Illinois has one of the most inequitable education funding systems in the country. Some school districts spend $7,000 per pupil, while others spend $25,000.
This disparity is largely driven by zip code.We need to make sure that all Illinois students attend schools that are adequately resourced, and there’s promising news from Springfield!
Real progress is being made on moving to a new school funding formula (Senate Bill 16, as amended).It’s a conversation that has been going on for years, but didn’t progress until last year when freshman Senator Andy Manar (D-Bunker Hill) created a commission to dig into the funding formula.
The commission, consisting of a bi-partisan group of Senators, travelled the state for input, convened national experts, and issued a report with strong recommendations for overhauling our inequitable formula. That report has now resulted in a new bill that fundamentally changes the way Illinois’s state funds are directed to schools.
Want to go in the weeds with me here? Here’s what the bill does:
1) It moves toward a weighted student funding formula. The old formula only directed 44% of state dollars through formulas that consider student need and local district wealth. SB 16 would send 91% of state education dollars through a focused formula that considers poverty concentration, bilingual and special education needs, and local property wealth. It does this by collapsing competing and contradictory categorical lines into the streamlined formula so that all funding is focused and directed toward the need.
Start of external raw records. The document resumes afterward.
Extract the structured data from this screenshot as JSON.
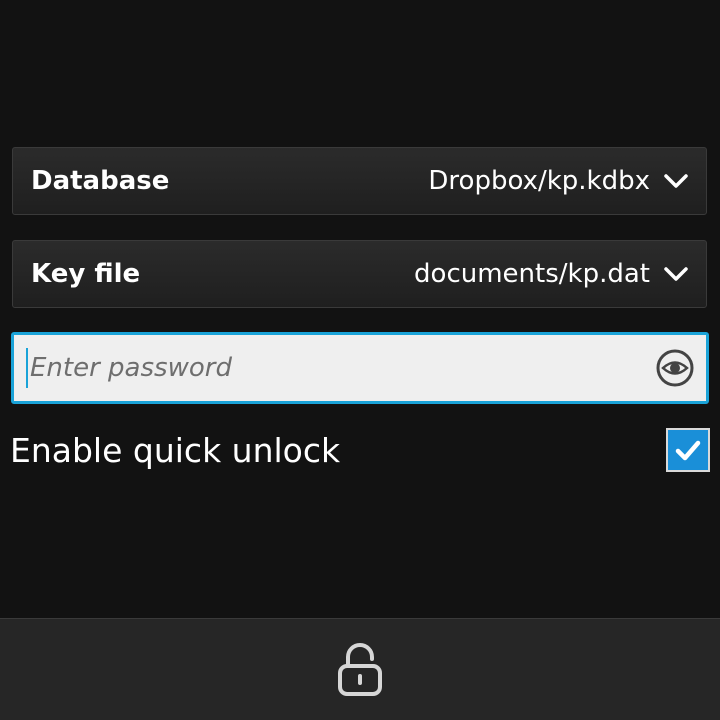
{
  "database": {
    "label": "Database",
    "value": "Dropbox/kp.kdbx",
    "icon": "chevron-down-icon"
  },
  "key_file": {
    "label": "Key file",
    "value": "documents/kp.dat",
    "icon": "chevron-down-icon"
  },
  "password": {
    "value": "",
    "placeholder": "Enter password",
    "toggle_icon": "eye-icon"
  },
  "quick_unlock": {
    "label": "Enable quick unlock",
    "checked": true,
    "icon": "checkmark-icon"
  },
  "action_bar": {
    "unlock_icon": "unlock-icon"
  },
  "colors": {
    "accent": "#1aa3d8",
    "checkbox_fill": "#1a8fd8",
    "background": "#121212"
  }
}
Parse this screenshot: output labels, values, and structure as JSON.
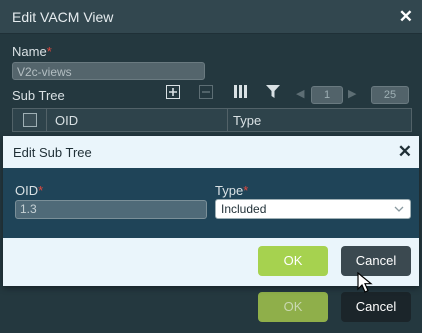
{
  "outer_dialog": {
    "title": "Edit VACM View",
    "name_label": "Name",
    "name_value": "V2c-views",
    "subtree_label": "Sub Tree",
    "pager": {
      "page": "1",
      "page_size": "25"
    },
    "grid": {
      "columns": [
        "OID",
        "Type"
      ]
    },
    "ok_label": "OK",
    "cancel_label": "Cancel"
  },
  "inner_dialog": {
    "title": "Edit Sub Tree",
    "oid_label": "OID",
    "oid_value": "1.3",
    "type_label": "Type",
    "type_value": "Included",
    "ok_label": "OK",
    "cancel_label": "Cancel"
  },
  "colors": {
    "ok_button": "#a6d24f",
    "cancel_button": "#3b4950",
    "required_mark": "#e0483e"
  }
}
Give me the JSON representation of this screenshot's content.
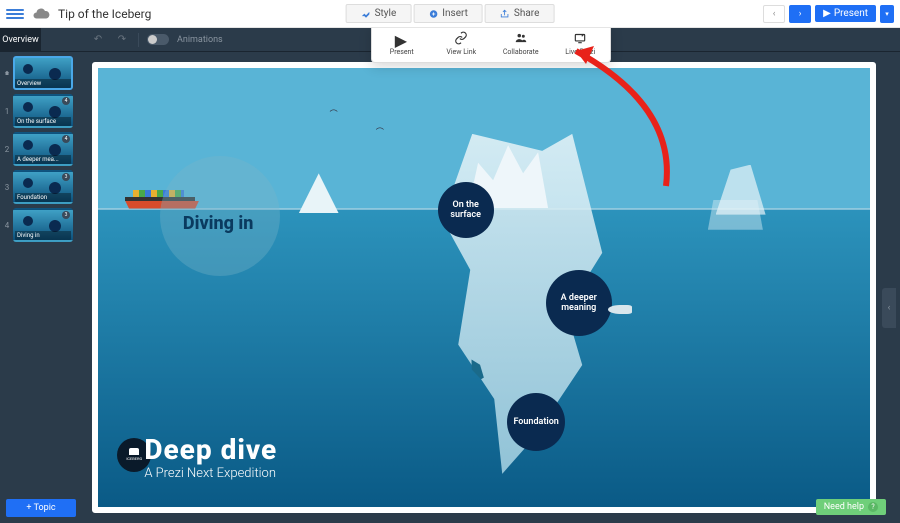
{
  "topbar": {
    "title": "Tip of the Iceberg",
    "style_label": "Style",
    "insert_label": "Insert",
    "share_label": "Share",
    "present_label": "Present"
  },
  "share_menu": {
    "present": "Present",
    "view_link": "View Link",
    "collaborate": "Collaborate",
    "live_prezi": "Live Prezi"
  },
  "sidebar": {
    "tab_overview": "Overview",
    "add_topic": "+ Topic",
    "thumbs": [
      {
        "num": "",
        "label": "Overview",
        "active": true,
        "badge": ""
      },
      {
        "num": "1",
        "label": "On the surface",
        "active": false,
        "badge": "4"
      },
      {
        "num": "2",
        "label": "A deeper mea...",
        "active": false,
        "badge": "4"
      },
      {
        "num": "3",
        "label": "Foundation",
        "active": false,
        "badge": "3"
      },
      {
        "num": "4",
        "label": "Diving in",
        "active": false,
        "badge": "3"
      }
    ]
  },
  "toolbar2": {
    "animations": "Animations"
  },
  "canvas": {
    "diving_in": "Diving in",
    "surface": "On the surface",
    "deeper": "A deeper meaning",
    "foundation": "Foundation",
    "title": "Deep dive",
    "subtitle": "A Prezi Next Expedition",
    "logo_text": "ICEBERG"
  },
  "footer": {
    "need_help": "Need help"
  }
}
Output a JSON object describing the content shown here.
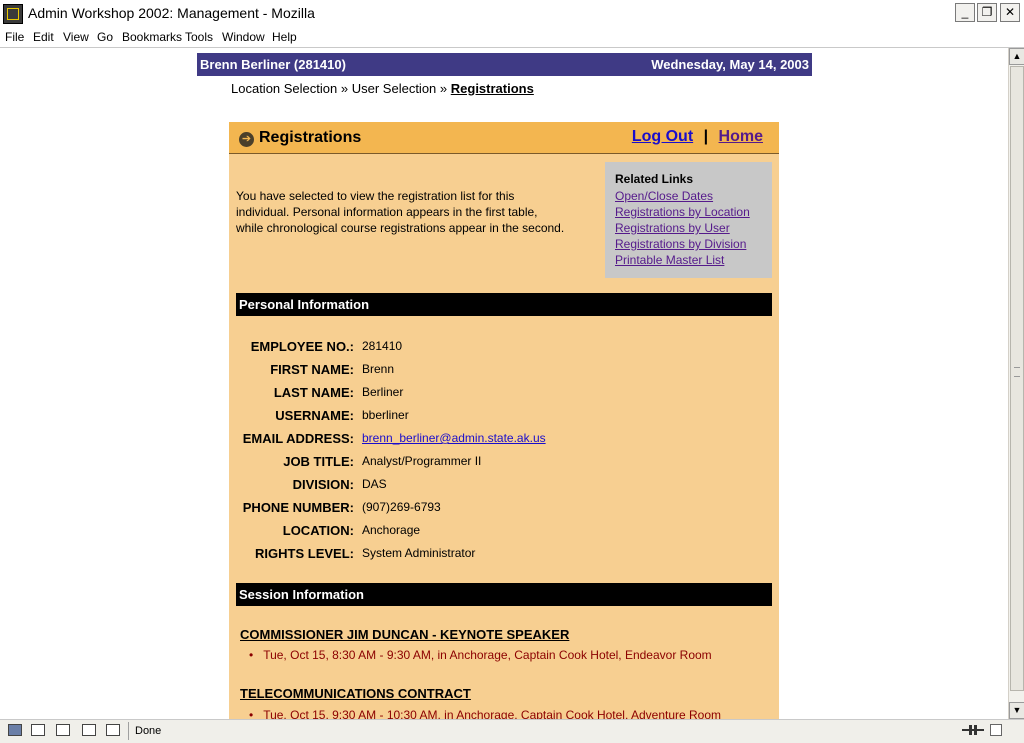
{
  "window": {
    "title": "Admin Workshop 2002: Management - Mozilla",
    "min_symbol": "_",
    "max_symbol": "❐",
    "close_symbol": "✕"
  },
  "menu": [
    "File",
    "Edit",
    "View",
    "Go",
    "Bookmarks",
    "Tools",
    "Window",
    "Help"
  ],
  "userbar": {
    "name": "Brenn Berliner (281410)",
    "date": "Wednesday, May 14, 2003"
  },
  "breadcrumb": {
    "item1": "Location Selection",
    "sep": "»",
    "item2": "User Selection",
    "current": "Registrations"
  },
  "panel": {
    "title": "Registrations",
    "logout": "Log Out",
    "separator": "|",
    "home": "Home",
    "intro": "You have selected to view the registration list for this individual. Personal information appears in the first table, while chronological course registrations appear in the second."
  },
  "related": {
    "title": "Related Links",
    "links": [
      "Open/Close Dates",
      "Registrations by Location",
      "Registrations by User",
      "Registrations by Division",
      "Printable Master List"
    ]
  },
  "personal": {
    "heading": "Personal Information",
    "rows": [
      {
        "label": "EMPLOYEE NO.:",
        "value": "281410"
      },
      {
        "label": "FIRST NAME:",
        "value": "Brenn"
      },
      {
        "label": "LAST NAME:",
        "value": "Berliner"
      },
      {
        "label": "USERNAME:",
        "value": "bberliner"
      },
      {
        "label": "EMAIL ADDRESS:",
        "value": "brenn_berliner@admin.state.ak.us"
      },
      {
        "label": "JOB TITLE:",
        "value": "Analyst/Programmer II"
      },
      {
        "label": "DIVISION:",
        "value": "DAS"
      },
      {
        "label": "PHONE NUMBER:",
        "value": "(907)269-6793"
      },
      {
        "label": "LOCATION:",
        "value": "Anchorage"
      },
      {
        "label": "RIGHTS LEVEL:",
        "value": "System Administrator"
      }
    ]
  },
  "sessions": {
    "heading": "Session Information",
    "items": [
      {
        "title": "COMMISSIONER JIM DUNCAN - KEYNOTE SPEAKER",
        "detail": "Tue, Oct 15, 8:30 AM - 9:30 AM, in Anchorage, Captain Cook Hotel, Endeavor Room"
      },
      {
        "title": "TELECOMMUNICATIONS CONTRACT",
        "detail": "Tue, Oct 15, 9:30 AM - 10:30 AM, in Anchorage, Captain Cook Hotel, Adventure Room"
      }
    ]
  },
  "status": {
    "text": "Done"
  },
  "colors": {
    "userbar": "#3f3a85",
    "panel": "#f7cf91",
    "panel_header": "#f3b650",
    "section_bar": "#000000",
    "session_detail": "#8b0000"
  }
}
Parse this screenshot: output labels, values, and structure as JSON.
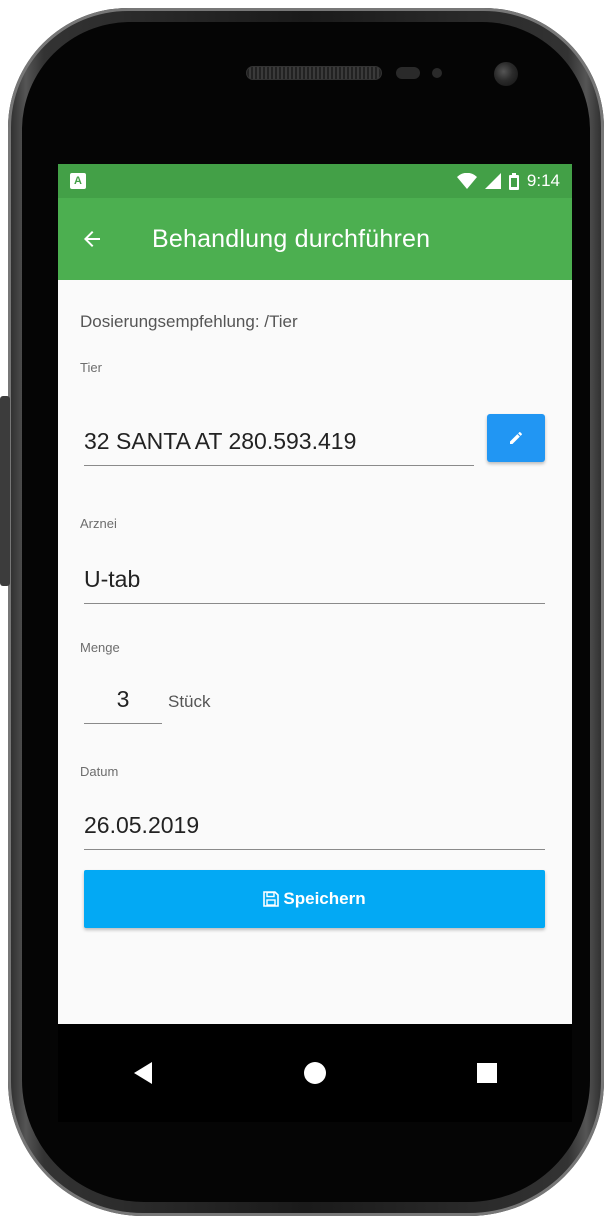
{
  "status_bar": {
    "time": "9:14",
    "notification_icon": "notification-a-icon",
    "wifi_icon": "wifi-icon",
    "signal_icon": "signal-icon",
    "battery_icon": "battery-icon",
    "notification_letter": "A"
  },
  "app_bar": {
    "title": "Behandlung durchführen",
    "back_icon": "arrow-back-icon"
  },
  "form": {
    "dosage_hint": "Dosierungsempfehlung: /Tier",
    "animal_label": "Tier",
    "animal_value": "32  SANTA  AT 280.593.419",
    "edit_icon": "pencil-icon",
    "medicine_label": "Arznei",
    "medicine_value": "U-tab",
    "quantity_label": "Menge",
    "quantity_value": "3",
    "quantity_unit": "Stück",
    "date_label": "Datum",
    "date_value": "26.05.2019",
    "save_label": "Speichern",
    "save_icon": "floppy-disk-icon"
  },
  "colors": {
    "status_bar": "#43a047",
    "app_bar": "#4caf50",
    "edit_button": "#2196f3",
    "save_button": "#03a9f4"
  },
  "nav_bar": {
    "back_icon": "nav-back-triangle-icon",
    "home_icon": "nav-home-circle-icon",
    "recents_icon": "nav-recents-square-icon"
  }
}
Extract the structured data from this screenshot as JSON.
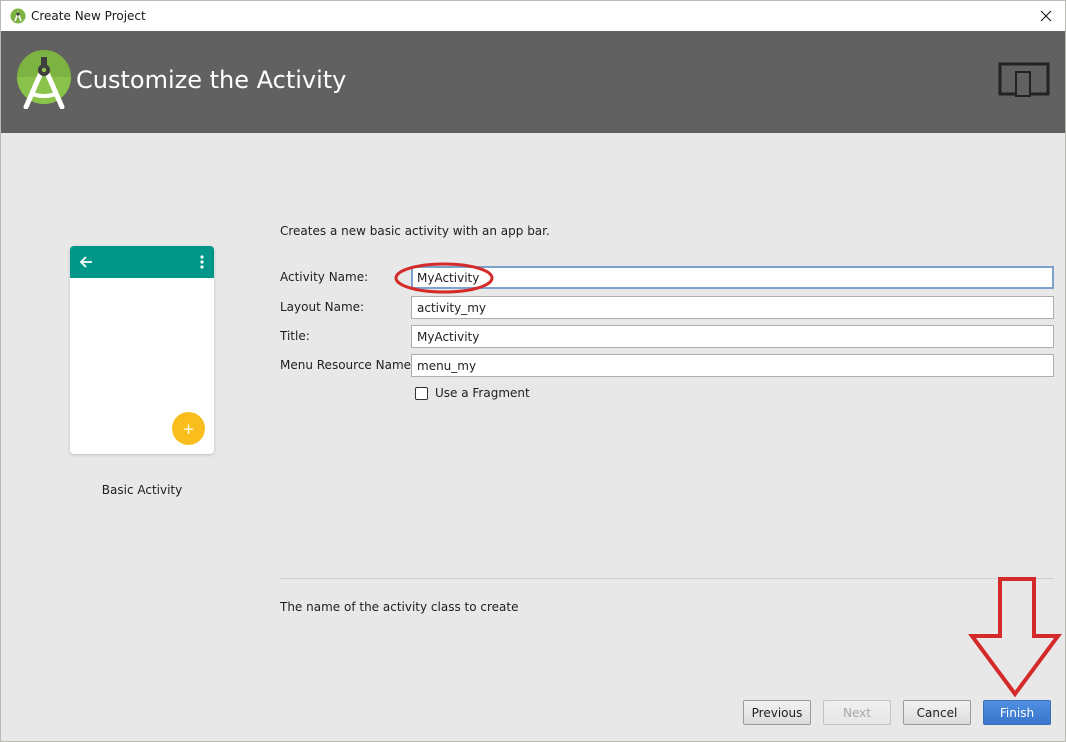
{
  "window": {
    "title": "Create New Project",
    "app_icon": "android-studio-icon",
    "close_icon": "close-icon"
  },
  "header": {
    "title": "Customize the Activity",
    "logo": "android-studio-logo",
    "device_icon": "tablet-phone-icon"
  },
  "preview": {
    "template_name": "Basic Activity",
    "appbar_color": "#009688",
    "fab_color": "#f9be1b",
    "fab_symbol": "+",
    "icons": [
      "back-arrow-icon",
      "overflow-menu-icon",
      "add-icon"
    ]
  },
  "form": {
    "description": "Creates a new basic activity with an app bar.",
    "fields": [
      {
        "label": "Activity Name:",
        "value": "MyActivity",
        "focused": true
      },
      {
        "label": "Layout Name:",
        "value": "activity_my"
      },
      {
        "label": "Title:",
        "value": "MyActivity"
      },
      {
        "label": "Menu Resource Name:",
        "value": "menu_my"
      }
    ],
    "use_fragment": {
      "label": "Use a Fragment",
      "checked": false
    },
    "hint": "The name of the activity class to create"
  },
  "buttons": {
    "previous": "Previous",
    "next": "Next",
    "cancel": "Cancel",
    "finish": "Finish"
  },
  "annotations": {
    "color": "#d42a2a",
    "items": [
      "circle-highlight-activity-name",
      "down-arrow-to-finish"
    ]
  }
}
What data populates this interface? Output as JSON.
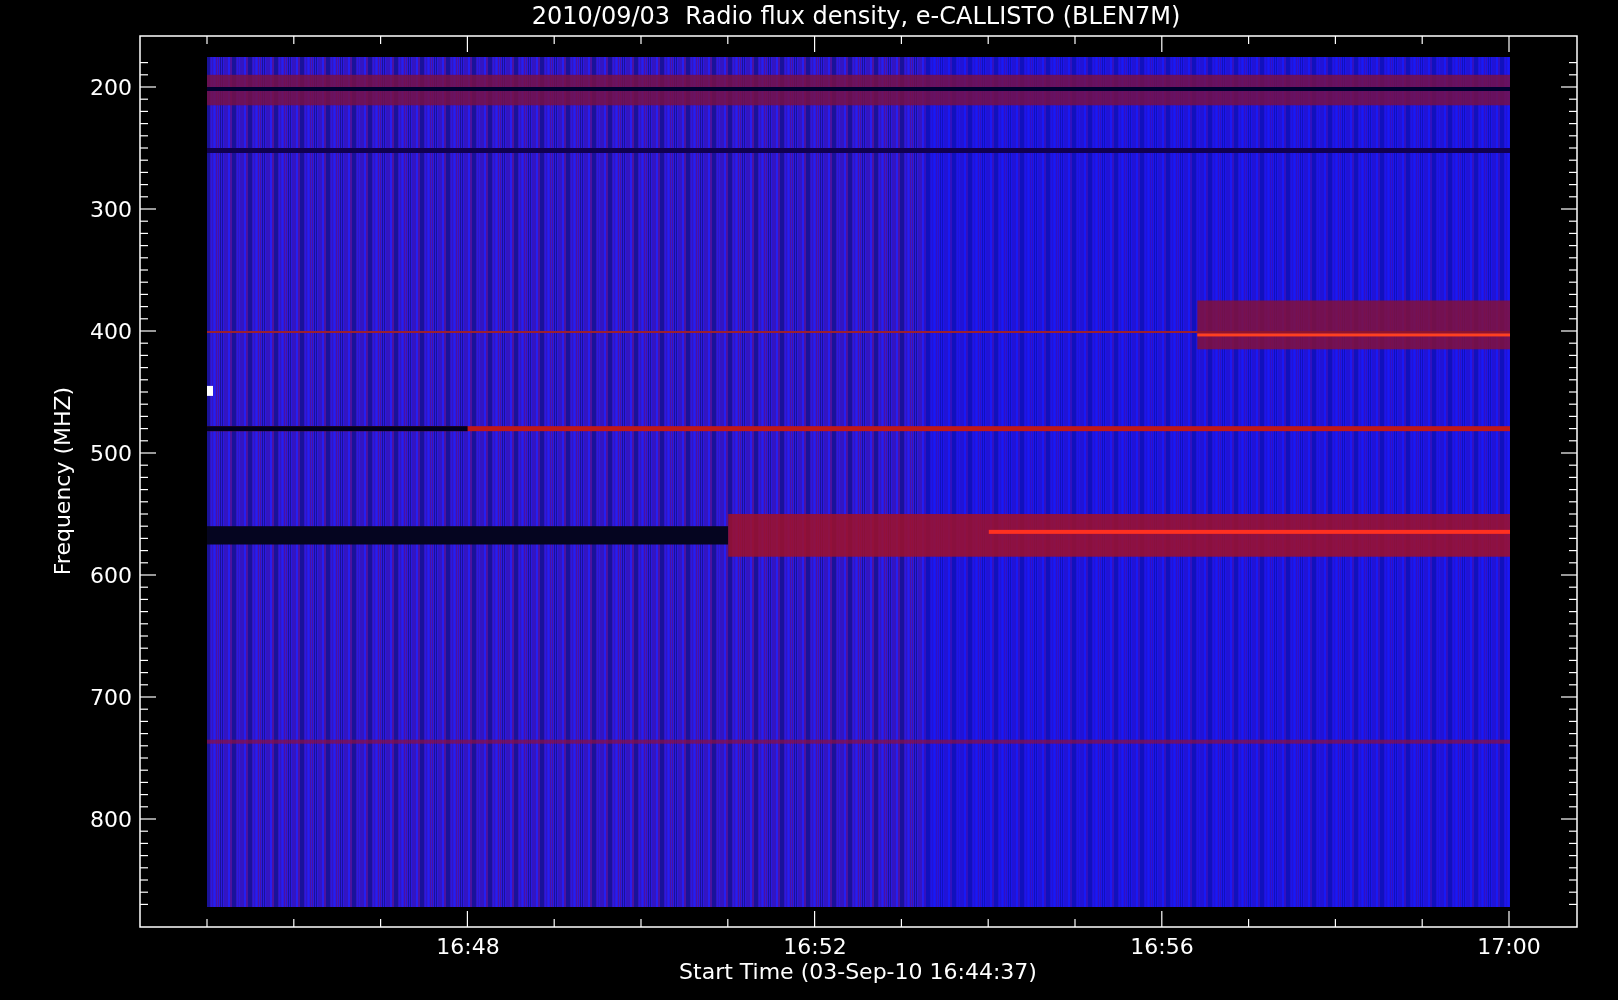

2) It eliminates the Chicago Block Grant (an outdated mechanism that directs dollars to Chicago based on 1995 student counts), but also factors in Chicago’s added expense of paying its own pension payment. This improves transparency, while enhancing equity in several budget areas that treat Chicago and downstate/suburban districts differently. (Granted, we’d prefer to see even more equity by shifting pension payments to the local districts and investing those dollars in the primary school funding formula – but this definitely a step toward equity.)
3) Finally, it adds school-level budget transparency to the process, a vital tool to enable parents, communities, and policymakers to see how equitably funding is being distributed within a district. SB 16 passed out of committee last week. There is still more work to be done, numbers to be crunched, and input needed. The legislature has until May 31 to pass a bill during their regular spring session.
This is major progress. We urge them to stay focused and continue to strive for smart spending and funding equity for all Illinois students!